Den Kindern fehlt die familienähnliche Gemeinschaft der Förderschule

Die Schule, sagt die Mutter von vier Söhnen, sei für die Kinder, die sie betreue, sehr wichtig, weil sie hier kontinuierlichen Kontakt zu anderen Menschen finden, "die auch etwas nicht können". Die Lehrer an der Förderschule bieten den Kindern nach der Beobachtung von Renate Siebald eine familienähnliche Gemeinschaft und fördern die Schüler mit großem Erfolg, indem sie die Schüler meist zum Hauptschulabschluss oder sogar zum qualifizierten Hauptschulabschluss führen.

Im Rückblick auf die zurückliegenden Monate mit Corona fehlt nach dem Eindruck der Schulbegleiterin den Kindern die Kontinuität in den sozialen Kontakten. Mitte März 2020 war die Schule zum ersten Mal geschlossen. Seitdem herrscht ein ständiger Wechsel zwischen kurzen stabilen Phasen, Schulschließung mit Homeschooling und Wechselunterricht in halber Klassenstärke.

Schüler vermissen das Gefühl des gemeinsamen Erfolgs

Die Lehrer an der Förderschule geben sich nach den Worten der Schulbegleiterin größte Mühe, das Homeschooling zu organisieren, aber die Schüler litten unter dem fehlenden Kontakt zu den Lehrern, im Einzelfall zum Schulbegleiter und unter dem Wegfall von Fächern, in denen diese Kinder vom Gefühl getragen werden: "Wir haben das gemeinsam erreicht" wie Sport und Musik. Das Tragen der Maske, "das macht was mit den Kindern", sagt Renate Siebald. Denn die Kinder erkennten die Mimik der anderen nicht und könnten deren Körpersprache nicht mehr lesen. Die ohnehin schon vielfach verunsichernde Angst der Kinder werde durch Corona noch gesteigert.

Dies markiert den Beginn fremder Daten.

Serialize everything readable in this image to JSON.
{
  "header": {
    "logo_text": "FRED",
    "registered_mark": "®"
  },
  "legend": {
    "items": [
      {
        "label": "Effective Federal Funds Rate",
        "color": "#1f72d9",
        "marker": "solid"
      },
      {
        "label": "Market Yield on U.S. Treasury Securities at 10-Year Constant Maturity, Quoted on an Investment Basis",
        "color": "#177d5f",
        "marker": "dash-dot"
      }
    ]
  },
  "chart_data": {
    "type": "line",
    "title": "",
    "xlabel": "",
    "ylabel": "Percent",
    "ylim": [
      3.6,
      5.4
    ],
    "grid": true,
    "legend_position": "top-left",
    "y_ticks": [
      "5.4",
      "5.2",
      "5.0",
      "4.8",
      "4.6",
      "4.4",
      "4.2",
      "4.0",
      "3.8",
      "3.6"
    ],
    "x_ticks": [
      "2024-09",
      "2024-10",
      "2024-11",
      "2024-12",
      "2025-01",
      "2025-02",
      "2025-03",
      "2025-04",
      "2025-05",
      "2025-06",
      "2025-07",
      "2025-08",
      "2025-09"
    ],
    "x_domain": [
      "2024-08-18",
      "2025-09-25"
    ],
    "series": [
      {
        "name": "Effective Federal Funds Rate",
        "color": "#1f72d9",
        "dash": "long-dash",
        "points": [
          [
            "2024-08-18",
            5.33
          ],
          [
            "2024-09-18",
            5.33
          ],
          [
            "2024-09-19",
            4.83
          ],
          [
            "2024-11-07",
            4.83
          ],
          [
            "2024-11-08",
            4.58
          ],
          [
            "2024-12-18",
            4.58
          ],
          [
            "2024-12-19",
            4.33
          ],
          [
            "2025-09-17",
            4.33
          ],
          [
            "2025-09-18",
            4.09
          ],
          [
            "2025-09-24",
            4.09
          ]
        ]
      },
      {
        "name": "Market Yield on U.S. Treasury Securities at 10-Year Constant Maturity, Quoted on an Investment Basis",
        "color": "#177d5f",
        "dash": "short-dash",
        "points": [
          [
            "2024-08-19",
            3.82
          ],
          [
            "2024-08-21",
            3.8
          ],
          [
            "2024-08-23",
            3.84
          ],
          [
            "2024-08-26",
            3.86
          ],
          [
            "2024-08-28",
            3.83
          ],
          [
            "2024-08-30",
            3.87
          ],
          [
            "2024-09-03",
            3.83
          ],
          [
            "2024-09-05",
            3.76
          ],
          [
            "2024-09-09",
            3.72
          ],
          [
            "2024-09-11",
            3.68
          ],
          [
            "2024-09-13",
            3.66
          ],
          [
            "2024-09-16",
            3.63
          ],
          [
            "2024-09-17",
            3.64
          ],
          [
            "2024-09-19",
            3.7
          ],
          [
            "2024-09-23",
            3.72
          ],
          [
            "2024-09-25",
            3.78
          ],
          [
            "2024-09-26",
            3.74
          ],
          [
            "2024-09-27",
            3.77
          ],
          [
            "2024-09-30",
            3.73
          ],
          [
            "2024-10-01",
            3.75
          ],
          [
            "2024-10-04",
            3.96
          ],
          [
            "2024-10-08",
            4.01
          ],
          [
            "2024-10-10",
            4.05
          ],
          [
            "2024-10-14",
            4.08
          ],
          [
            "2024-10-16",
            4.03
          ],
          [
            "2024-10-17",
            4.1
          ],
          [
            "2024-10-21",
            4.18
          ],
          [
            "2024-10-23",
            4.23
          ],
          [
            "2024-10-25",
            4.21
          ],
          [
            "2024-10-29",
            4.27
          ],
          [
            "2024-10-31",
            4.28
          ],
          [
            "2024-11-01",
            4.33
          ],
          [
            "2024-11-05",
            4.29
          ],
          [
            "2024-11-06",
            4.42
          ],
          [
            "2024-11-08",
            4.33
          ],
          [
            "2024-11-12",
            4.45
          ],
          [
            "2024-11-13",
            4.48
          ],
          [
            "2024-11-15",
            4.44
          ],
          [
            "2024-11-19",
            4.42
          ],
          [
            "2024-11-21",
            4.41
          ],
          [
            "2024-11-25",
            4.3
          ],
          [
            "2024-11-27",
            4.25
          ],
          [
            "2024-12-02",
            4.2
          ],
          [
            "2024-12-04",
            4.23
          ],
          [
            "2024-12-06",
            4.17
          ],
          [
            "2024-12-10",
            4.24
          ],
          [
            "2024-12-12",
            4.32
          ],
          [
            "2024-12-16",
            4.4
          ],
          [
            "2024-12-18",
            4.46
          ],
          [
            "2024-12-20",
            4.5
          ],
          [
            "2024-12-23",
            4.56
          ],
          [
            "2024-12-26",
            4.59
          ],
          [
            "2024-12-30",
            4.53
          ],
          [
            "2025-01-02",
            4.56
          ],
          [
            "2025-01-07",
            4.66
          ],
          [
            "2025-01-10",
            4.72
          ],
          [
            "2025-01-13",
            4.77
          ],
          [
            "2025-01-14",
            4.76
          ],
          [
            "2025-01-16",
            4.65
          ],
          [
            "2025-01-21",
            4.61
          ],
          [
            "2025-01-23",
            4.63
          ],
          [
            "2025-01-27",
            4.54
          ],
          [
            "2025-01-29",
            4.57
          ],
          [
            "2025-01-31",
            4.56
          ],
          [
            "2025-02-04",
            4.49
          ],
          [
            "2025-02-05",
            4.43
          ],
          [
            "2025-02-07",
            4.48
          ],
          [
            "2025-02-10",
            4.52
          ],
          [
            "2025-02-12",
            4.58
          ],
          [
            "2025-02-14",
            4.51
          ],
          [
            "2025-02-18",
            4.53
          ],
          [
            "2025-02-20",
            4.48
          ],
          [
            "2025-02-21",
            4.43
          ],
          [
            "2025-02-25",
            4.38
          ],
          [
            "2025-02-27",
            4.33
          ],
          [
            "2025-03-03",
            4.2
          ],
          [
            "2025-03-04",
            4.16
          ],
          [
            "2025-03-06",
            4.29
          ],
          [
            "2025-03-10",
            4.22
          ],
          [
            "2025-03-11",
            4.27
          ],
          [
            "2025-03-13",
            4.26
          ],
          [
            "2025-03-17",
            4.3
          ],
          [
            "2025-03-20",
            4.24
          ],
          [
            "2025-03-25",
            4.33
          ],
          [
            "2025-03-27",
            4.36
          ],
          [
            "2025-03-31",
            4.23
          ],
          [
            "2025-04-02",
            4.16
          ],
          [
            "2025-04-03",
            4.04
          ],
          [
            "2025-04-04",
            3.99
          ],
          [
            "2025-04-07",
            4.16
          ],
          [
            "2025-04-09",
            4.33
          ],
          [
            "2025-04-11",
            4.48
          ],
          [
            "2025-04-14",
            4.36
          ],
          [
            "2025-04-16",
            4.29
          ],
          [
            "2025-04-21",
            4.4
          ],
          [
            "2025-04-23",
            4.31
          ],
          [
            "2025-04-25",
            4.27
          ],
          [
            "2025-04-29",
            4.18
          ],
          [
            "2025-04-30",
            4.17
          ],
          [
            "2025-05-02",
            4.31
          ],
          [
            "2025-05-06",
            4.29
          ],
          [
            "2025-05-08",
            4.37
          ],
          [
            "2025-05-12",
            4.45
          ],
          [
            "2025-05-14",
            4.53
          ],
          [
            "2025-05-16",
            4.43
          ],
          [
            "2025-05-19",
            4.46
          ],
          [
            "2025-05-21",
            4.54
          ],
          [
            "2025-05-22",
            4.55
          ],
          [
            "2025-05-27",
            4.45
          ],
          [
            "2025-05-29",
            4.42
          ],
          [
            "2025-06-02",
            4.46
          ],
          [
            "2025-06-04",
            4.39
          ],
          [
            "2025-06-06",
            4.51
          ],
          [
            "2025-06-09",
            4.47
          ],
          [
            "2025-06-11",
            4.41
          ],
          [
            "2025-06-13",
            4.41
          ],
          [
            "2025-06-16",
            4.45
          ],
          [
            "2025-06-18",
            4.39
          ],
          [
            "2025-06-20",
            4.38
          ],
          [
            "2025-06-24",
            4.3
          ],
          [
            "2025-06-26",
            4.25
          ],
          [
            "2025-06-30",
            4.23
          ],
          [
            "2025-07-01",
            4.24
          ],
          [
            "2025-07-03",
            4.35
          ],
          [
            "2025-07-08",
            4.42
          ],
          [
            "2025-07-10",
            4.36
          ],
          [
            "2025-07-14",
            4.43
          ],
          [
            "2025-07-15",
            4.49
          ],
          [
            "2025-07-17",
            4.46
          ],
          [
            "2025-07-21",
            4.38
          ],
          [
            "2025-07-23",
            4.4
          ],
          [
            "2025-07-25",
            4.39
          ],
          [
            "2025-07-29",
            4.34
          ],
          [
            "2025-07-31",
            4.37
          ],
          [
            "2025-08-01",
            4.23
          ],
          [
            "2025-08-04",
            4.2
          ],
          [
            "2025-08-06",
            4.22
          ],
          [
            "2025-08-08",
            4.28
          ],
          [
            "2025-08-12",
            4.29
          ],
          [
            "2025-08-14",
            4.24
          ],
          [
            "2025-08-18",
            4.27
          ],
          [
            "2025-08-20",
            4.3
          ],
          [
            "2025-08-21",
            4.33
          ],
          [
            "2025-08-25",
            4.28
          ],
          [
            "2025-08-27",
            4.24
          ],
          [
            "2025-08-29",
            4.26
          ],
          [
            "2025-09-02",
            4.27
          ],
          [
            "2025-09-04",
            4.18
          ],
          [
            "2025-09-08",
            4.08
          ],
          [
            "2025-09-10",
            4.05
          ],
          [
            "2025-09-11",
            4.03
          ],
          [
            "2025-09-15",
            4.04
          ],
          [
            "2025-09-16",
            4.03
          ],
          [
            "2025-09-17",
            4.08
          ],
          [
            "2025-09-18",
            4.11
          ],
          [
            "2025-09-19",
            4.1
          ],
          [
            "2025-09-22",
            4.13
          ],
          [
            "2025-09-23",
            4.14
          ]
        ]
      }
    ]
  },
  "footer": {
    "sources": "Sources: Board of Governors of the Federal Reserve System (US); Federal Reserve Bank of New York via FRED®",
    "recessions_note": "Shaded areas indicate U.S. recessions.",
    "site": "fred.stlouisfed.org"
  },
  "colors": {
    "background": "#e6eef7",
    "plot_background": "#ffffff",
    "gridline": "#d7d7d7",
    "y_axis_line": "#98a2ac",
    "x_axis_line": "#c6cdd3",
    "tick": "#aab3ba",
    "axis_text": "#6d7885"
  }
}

Aufgrund fehlender Kontakte zu Gleichaltrigen und Bezugspersonen fehle gerade diesen Kindern, neben der Vermittlung von Lerninhalten, besonders das Lernen in sozial emotionalen Situationen wie zum Beispiel das Zurückstellen eigener Bedürfnisse und der angemessene Umgang mit Konflikten. Renate Siebald vermutet, dass nach einer so langen Phase der Restriktionen insbesondere Kinder mit sozial emotionalen Beeinträchtigungen einige Zeit benötigen werden, um sich mit Hilfe der Schulbegleitung in das Gefüge Klasse wieder einbinden zu lassen.

"Leistungsmäßig sind die Kinder gut aufgestellt"

"Natürlich nehmen wir Kinder auf, die am besten mit Schulbegleitung durch ihre Schulzeit kommen", sagt Karsten Vollmar, stellvertretender Direktor der Gesamtschule Geistal. Die Erfahrungen mit der Schulbegleitung seien – bis auf wenige Ausnahmen – nur positiv, und "leistungsmäßig sind die Kinder gut aufgestellt". Unter den 420 Schülern der kooperativen Gesamtschule Geistal im Landkreis Hersfeld-Rotenburg mit den Klassenstufen fünf bis zehn sind derzeit zwei Kinder mit Schulbegleitung, darunter eines mit der Eignung für den Besuch des Gymnasialzweigs, berichtet Karsten Vollmar.

Nach der Schilderung des Pädagogen zeigen manche dieser Kinder verschiedene Verhaltensmuster, auf die man individuell reagieren müsse. Von stark die Gemeinschaft suchenden Kindern bis zum Drang der Selbstisolierung im nächsten Moment sei alles dabei. Die besonderen Bedürfnisse der Kinder werden früh und offen in der Klasse und am Elternabend besprochen, berichtet Karsten Vollmar: "Auch deshalb hatten wir niemals Probleme mit den Eltern der anderen Kinder, Beschwerden oder Klagen, dass das Kind mit der Schulbegleitung etwa ein Bremsklotz sei."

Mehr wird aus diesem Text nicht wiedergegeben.